Un chantier de charpenterie de marine
Etant privée de grimpette et chemin caillouteux pour cause de claquage, nous avons opté pour une ballade tranquille sur chemin plat: la visite du chantier de charpenterie maritime de Narbonne.
La route longe l'étang de Gruissan et du Capitoul, déjà un peu asséchés.
Puis nous arrivons à l'écluse de Mandirac, écluse à bassin simple
En amont
en aval
Et 200 mètres plus loin au chantier
Constitué d’une équipe d’une dizaine de personnes en insertion professionnelle, le chantier de charpenterie de marine du Parc naturel régional de la Narbonnaise en Méditerranée est dirigé par Yann Pajot, charpentier de marine et expert auprès de la DRAC.
Le chantier charpenterie de marine du Parc est emblématique en France. Il œuvre pour la conservation du patrimoine maritime et fluvial national. Son équipe travaille toute l’année entre le domaine du Grand Castélou et l’écluse de Mandirac à Narbonne pour entretenir et restaurer le patrimoine maritime et fluvial languedocien en mettant en œuvre des techniques traditionnelles de charpenterie de marine.
En ce moment, il est par exemple possible d’y admirer la goélette Miguel Caldentey en fin de restauration (en partenariat avec le SIVU “Pailebot Miguel Caldentey”) et le dernier bateau bœuf de la méditerranée Française « l’Esperance » propriété de la ville d’Agde.
Un projet naissant devrait y voir la reconstruction d’une embarcation romaine découverte lors de fouilles archéologique proches.

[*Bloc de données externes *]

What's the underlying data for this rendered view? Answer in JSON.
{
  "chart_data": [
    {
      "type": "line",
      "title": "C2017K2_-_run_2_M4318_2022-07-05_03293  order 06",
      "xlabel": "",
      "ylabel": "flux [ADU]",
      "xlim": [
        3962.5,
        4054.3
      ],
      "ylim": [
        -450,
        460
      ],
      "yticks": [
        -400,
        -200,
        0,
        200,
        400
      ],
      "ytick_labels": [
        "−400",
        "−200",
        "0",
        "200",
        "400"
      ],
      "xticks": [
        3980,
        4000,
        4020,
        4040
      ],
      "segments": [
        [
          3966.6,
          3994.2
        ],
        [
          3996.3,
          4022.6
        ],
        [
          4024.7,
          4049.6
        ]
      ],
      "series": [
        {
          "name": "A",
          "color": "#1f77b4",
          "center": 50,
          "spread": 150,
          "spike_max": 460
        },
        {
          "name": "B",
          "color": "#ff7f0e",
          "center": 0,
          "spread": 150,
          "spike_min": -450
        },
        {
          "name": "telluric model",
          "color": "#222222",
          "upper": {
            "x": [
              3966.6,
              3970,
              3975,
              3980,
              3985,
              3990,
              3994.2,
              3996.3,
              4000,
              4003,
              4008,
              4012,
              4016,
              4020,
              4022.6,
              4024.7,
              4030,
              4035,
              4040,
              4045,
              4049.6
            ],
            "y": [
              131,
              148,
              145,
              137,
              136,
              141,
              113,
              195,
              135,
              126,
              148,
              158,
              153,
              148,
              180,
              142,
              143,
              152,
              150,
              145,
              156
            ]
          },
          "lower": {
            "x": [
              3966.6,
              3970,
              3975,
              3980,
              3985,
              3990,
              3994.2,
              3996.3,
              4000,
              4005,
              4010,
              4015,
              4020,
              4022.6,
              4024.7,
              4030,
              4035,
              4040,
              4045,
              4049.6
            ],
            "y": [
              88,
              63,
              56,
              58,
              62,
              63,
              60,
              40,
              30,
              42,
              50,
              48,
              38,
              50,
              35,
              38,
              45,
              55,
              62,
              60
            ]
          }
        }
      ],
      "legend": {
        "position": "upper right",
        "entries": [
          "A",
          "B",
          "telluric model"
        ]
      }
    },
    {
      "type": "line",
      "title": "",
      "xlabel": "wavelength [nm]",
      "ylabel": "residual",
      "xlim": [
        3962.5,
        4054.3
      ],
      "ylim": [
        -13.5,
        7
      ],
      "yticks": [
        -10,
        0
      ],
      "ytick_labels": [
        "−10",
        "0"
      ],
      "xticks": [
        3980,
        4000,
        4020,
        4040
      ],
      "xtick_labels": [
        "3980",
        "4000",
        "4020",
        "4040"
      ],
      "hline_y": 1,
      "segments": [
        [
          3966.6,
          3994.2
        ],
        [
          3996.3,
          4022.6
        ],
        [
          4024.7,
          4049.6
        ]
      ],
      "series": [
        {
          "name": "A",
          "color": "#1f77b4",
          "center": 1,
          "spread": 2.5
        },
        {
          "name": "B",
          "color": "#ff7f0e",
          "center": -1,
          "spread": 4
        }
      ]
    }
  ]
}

Porté par le Parc naturel régional, financé par l’Europe, l’État, le département de l’Aude et Le Grand Narbonne, ce chantier est axé sur la réinsertion socio-professionnelle au travers de la restauration d’un mobilier classé.
Le Miguel Caldentey
Le Principat de Catalunya ou Miguel Caldentey est construit de 1913 à 1916 dans un chantier naval de Palma de Majorque aux Îles Baléares par le maître charpentier Don Sebastien Llompart Mateu, spécialiste de ce type de construction, la goélette type « pailebot » fait partie des derniers bateaux de charge, conçu uniquement pour une propulsion à la voile. Baptisée sous le nom de Miguel Caldentey, son propriétaire de l’époque, la goélette catalane (ou pailebot) transporta pendant un demi-siècle des céréales, des agrumes et du bois, entre Majorque, Valence, Barcelone, Port-Vendres, Sète et Marseille. Acheminé par la route, la goélette, classée nationalement au titre des monuments historiques depuis 1988, est présente sur le chantier de charpenterie depuis janvier 2007.
détail de la proue
calfatge à l'ancienne: une corde de chanvre est insérée dans les interstices du bois. Une fois mouillée elle gonfle, colmatant ainsi les interstices et assurant une parfaite étanchéité.
L'espérance
Celui là paraît abandonné; il n'en n'est rien; la restauration avance,mais pour l'instant les élèves charpentiers travaillent en atelier sur les membrures du bateau qui vont lui redonner sa forme
Construit en 1881, l’Esperance est le dernier bateau bœuf de Méditerranée. Unique en son genre, (Ces types de bateaux de pêche fonctionnaient alors en duo, reliés par le filet qu‘ils traînaient de concert, d’ou leur nom )c’est également le plus vieux bateau de travail à voile des côtes de France. Resté coulé plusieurs années dans le port d’Agde dans l’Hérault, il été renfloué en 2012, puis transporté sur le chantier de charpenterie de marine quatre ans plus tard pour être restauré.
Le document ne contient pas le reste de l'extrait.